Can all circles of radius $1/n$ be packed in a unit disk, excluding the circle of radius $1/1$?

This packing of first circles with radii $\dfrac{1}{2}, \ldots, \dfrac{1}{16}$ gives me optimism in possibility of such packing:

enter image description here

Next step: one can cut free room into strips, which can be packed with smaller circles...
Sketch is below:

enter image description here

$2$nd strip: circles with radii $\dfrac{1}{17}, \ldots, \dfrac{1}{47}$; $3$rd strip: circles with radii $\dfrac{1}{48},\ldots,\dfrac{1}{99}$ (for example).


Update: And this packing is, maybe, more elegant:

enter image description here

One note: when arrange circles in row, then "tail" is fast-convergent: enter image description here

while radius is $\dfrac{1}{n}$, then $y = \dfrac{2}{n}$, $x = 2\sum\limits_{k=1}^n \dfrac{1}{n} \approx 2(\ln n +\gamma)$, where $\gamma \approx 0.577$; therefore red line has formula $y = 2 e^{\gamma}e^{-x/2}$. In the previous image this "tail" is rolling infinite number of times near the main circle, but its width is very-very tiny. Each loop is $\approx e^{\pi}\approx 23.14$ times thinner than previous one. So total thickness of tail (starting of $n$-th circle) has the same behavior: $\tilde ~ e^{-1/(2n)}$.

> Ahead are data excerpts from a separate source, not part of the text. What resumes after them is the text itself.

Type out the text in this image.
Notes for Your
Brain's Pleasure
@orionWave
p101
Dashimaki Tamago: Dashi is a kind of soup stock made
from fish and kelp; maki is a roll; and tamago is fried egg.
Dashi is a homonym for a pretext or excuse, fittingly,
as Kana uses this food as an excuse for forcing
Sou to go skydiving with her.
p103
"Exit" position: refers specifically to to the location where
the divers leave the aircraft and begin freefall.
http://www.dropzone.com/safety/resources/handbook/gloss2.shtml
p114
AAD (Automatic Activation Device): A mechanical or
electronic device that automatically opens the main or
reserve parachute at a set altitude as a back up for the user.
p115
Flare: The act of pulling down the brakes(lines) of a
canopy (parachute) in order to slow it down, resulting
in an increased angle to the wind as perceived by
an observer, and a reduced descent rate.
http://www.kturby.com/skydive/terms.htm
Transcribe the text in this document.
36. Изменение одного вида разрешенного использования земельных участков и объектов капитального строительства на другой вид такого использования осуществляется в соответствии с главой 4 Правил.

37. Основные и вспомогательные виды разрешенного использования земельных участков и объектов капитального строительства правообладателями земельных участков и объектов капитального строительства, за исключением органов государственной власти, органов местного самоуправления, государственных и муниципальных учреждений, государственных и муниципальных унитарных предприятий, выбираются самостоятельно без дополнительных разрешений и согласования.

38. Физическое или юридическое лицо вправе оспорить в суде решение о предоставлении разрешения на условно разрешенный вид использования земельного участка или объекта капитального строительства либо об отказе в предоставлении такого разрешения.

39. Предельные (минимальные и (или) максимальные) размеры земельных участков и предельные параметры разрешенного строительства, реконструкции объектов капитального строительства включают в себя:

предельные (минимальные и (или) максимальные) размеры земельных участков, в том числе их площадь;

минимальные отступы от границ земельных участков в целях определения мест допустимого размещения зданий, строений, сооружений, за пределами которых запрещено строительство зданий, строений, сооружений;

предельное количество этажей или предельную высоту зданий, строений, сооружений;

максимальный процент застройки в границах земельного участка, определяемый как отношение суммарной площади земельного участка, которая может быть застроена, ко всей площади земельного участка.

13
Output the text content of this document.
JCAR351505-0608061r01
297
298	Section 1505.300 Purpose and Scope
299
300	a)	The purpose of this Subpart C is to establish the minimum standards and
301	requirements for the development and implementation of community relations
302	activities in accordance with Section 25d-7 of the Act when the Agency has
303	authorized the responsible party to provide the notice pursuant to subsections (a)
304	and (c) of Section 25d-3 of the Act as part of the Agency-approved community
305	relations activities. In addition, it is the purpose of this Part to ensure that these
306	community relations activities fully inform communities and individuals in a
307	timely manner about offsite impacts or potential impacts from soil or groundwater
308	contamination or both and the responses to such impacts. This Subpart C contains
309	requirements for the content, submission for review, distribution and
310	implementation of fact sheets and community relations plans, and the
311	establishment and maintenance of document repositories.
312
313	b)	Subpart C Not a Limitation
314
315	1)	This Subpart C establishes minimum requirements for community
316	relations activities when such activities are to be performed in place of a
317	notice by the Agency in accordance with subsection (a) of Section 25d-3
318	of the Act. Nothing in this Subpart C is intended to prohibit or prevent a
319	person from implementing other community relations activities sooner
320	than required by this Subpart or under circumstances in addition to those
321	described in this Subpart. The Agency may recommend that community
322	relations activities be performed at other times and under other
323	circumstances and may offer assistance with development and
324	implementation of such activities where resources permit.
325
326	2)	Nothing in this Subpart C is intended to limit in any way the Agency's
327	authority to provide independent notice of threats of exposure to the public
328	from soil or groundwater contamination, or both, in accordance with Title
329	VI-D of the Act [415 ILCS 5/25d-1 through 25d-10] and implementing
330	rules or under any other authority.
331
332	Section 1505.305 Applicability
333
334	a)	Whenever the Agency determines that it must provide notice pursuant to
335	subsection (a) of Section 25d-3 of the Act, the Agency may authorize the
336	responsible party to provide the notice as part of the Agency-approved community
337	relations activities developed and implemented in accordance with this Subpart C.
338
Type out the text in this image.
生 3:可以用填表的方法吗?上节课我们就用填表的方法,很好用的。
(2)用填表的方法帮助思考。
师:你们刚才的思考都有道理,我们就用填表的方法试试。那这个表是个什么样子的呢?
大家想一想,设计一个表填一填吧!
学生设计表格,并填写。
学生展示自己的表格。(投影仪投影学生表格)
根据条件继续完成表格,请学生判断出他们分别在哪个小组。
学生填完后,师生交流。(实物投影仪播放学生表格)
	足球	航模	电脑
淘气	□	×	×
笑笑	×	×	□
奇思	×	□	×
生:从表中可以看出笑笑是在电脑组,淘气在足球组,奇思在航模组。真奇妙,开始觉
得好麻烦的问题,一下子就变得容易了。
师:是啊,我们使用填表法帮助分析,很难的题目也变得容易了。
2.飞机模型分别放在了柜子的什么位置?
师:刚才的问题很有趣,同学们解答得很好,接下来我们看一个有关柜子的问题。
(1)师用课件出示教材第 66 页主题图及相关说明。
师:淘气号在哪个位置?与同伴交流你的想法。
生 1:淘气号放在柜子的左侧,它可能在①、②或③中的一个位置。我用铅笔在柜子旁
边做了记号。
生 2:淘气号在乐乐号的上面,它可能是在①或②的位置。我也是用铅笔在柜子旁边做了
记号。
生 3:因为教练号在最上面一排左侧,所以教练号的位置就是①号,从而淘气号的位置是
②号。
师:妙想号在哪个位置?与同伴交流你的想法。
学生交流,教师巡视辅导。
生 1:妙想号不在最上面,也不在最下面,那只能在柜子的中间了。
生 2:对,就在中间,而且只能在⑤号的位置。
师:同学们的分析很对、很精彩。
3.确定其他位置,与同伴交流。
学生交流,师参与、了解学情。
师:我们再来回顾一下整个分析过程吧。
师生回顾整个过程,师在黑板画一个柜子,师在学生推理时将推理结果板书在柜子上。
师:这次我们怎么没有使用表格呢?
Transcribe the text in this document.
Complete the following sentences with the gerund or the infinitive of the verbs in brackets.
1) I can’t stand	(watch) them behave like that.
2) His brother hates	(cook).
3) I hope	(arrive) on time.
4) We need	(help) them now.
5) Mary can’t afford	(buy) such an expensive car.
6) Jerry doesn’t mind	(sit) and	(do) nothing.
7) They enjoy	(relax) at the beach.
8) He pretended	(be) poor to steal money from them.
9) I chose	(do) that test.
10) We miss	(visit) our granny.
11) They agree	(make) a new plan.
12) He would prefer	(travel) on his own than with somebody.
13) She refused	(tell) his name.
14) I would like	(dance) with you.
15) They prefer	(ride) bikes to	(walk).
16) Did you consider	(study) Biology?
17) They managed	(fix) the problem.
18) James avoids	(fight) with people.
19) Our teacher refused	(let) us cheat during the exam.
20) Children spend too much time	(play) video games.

Consider lining up all circles with radii $1/2...1/n$ such that each circle is tangent to the two circles next to it, and all the circles are tangent to a straight line. The function which approximates their heights as $n\rightarrow\infty$ is $\sqrt{e^{-n}}$, as shown below

enter image description here $\int_{-1/2}^{\infty} \sqrt{e^{-n}}dn = 2\sqrt[4]{e}$ ~$2.568... \lt \pi$, therefore the whole function can be contained inside the unit circle as a beautiful spiral, $r=1-\sqrt{e^{-\theta}}$ enter image description here This perfectly matches @Oleg567's elegant packing.